La Réconciliation "indispensable" mais "préalables" nécessaires  


La Côte d'Ivoire, "malade", connaît actuellement une "dérive fasciste", a estimé mercredi Alassane Ouattara, le principal opposant au président ivoirien Laurent Gbagbo.

"La Côte d'Ivoire n'a jamais été aussi malade qu'aujourd'hui. Ce régime (actuel) est un obstacle à la démocratie. Il faut donc arrêter cette dérive fasciste", a déclaré M. Ouattara, interrogé par Radio France internationale (RFI).

"Nous sommes dans une situation où les opposants sont traqués par ce régime, souvent même assassinés, où les sièges des partis d'opposition ont été saccagés, brûlés, où les journaux d'opposition ont été réduits au silence et où la terreur est organisée, par une jeunesse mise à contribution par la manipulation", a-t-il également dit.

Le président français Jacques Chirac avait averti dimanche que la France ne laisserait pas "se développer un système pouvant conduire à l'anarchie ou à un régime de nature fasciste" en Côte d'Ivoire.

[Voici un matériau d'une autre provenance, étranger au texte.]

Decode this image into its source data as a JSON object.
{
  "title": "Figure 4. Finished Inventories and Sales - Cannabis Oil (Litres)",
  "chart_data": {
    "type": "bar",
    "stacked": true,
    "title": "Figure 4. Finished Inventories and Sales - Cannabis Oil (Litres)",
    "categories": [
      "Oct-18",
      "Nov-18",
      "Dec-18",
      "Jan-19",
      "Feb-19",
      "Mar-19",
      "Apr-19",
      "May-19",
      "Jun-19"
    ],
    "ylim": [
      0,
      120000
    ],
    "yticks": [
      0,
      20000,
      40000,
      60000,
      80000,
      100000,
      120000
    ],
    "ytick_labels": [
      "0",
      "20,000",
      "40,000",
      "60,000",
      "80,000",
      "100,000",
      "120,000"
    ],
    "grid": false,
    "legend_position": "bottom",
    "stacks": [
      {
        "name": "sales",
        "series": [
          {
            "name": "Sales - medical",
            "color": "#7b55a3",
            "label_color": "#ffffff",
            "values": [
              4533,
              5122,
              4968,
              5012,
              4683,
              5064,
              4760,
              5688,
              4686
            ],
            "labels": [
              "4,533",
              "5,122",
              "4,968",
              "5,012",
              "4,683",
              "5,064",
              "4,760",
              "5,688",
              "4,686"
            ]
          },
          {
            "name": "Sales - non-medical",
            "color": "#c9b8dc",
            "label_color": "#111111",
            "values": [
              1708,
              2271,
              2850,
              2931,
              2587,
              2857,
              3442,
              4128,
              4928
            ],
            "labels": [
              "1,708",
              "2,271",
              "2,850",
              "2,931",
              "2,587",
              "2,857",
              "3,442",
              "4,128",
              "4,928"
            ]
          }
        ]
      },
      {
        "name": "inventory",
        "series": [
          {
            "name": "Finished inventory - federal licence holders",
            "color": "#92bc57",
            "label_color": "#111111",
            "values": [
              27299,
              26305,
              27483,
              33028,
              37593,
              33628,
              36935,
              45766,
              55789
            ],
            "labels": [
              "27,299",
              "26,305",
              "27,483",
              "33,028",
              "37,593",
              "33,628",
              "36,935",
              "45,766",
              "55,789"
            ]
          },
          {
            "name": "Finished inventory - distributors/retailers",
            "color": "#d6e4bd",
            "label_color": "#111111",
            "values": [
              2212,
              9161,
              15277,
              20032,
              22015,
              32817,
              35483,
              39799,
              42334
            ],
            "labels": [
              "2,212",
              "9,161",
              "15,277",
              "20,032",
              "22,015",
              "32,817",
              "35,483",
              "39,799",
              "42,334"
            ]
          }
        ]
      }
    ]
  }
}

La réconciliation en Côte d'Ivoire est "indispensable" mais nécessite la mise en oeuvre de "préalables", parmi lesquels la "fin de la terreur" à Abidjan, a indiqué mercredi Alassane Ouattara, principal opposant au président Laurent Gbagbo sur Radio France internationale (RFI).
La réconciliation "est indispensable, elle est nécessaire. Nous n'avons pas le choix en tant qu'Ivoiriens. Cela prendra du temps, surtout la volonté de le faire", a déclaré l'ancien Premier ministre du président Félix Houphouët-Boigny.

"Il n'est pas possible maintenant de reprendre le dialogue, ni de négocier (...) Nous sommes dans une situation où des préalables sont nécessaires. Le premier c'est la sécurité, la sécurité des responsables politiques, de tous ceux qui vivent en Côte d'Ivoire, la nécessité d'avoir une armée, une gendarmerie, une police qui sont véritablement républicaines, donc se débarrasser de ces milices et arrêter la terreur à Abijdan", a-t-il ajouté.

"A l'heure où je vous parle tous les ministres PDCI (Parti démocratique de Côte d'Ivoire, ex-parti unique du président Houphouët) et RDR (Rassemblement des républicains que préside M. Ouattara) sont à l'étranger, soit en cachette à Abidjan, ou sous la protection des forces de l'Onu", stationnées en Côte d'Ivoire.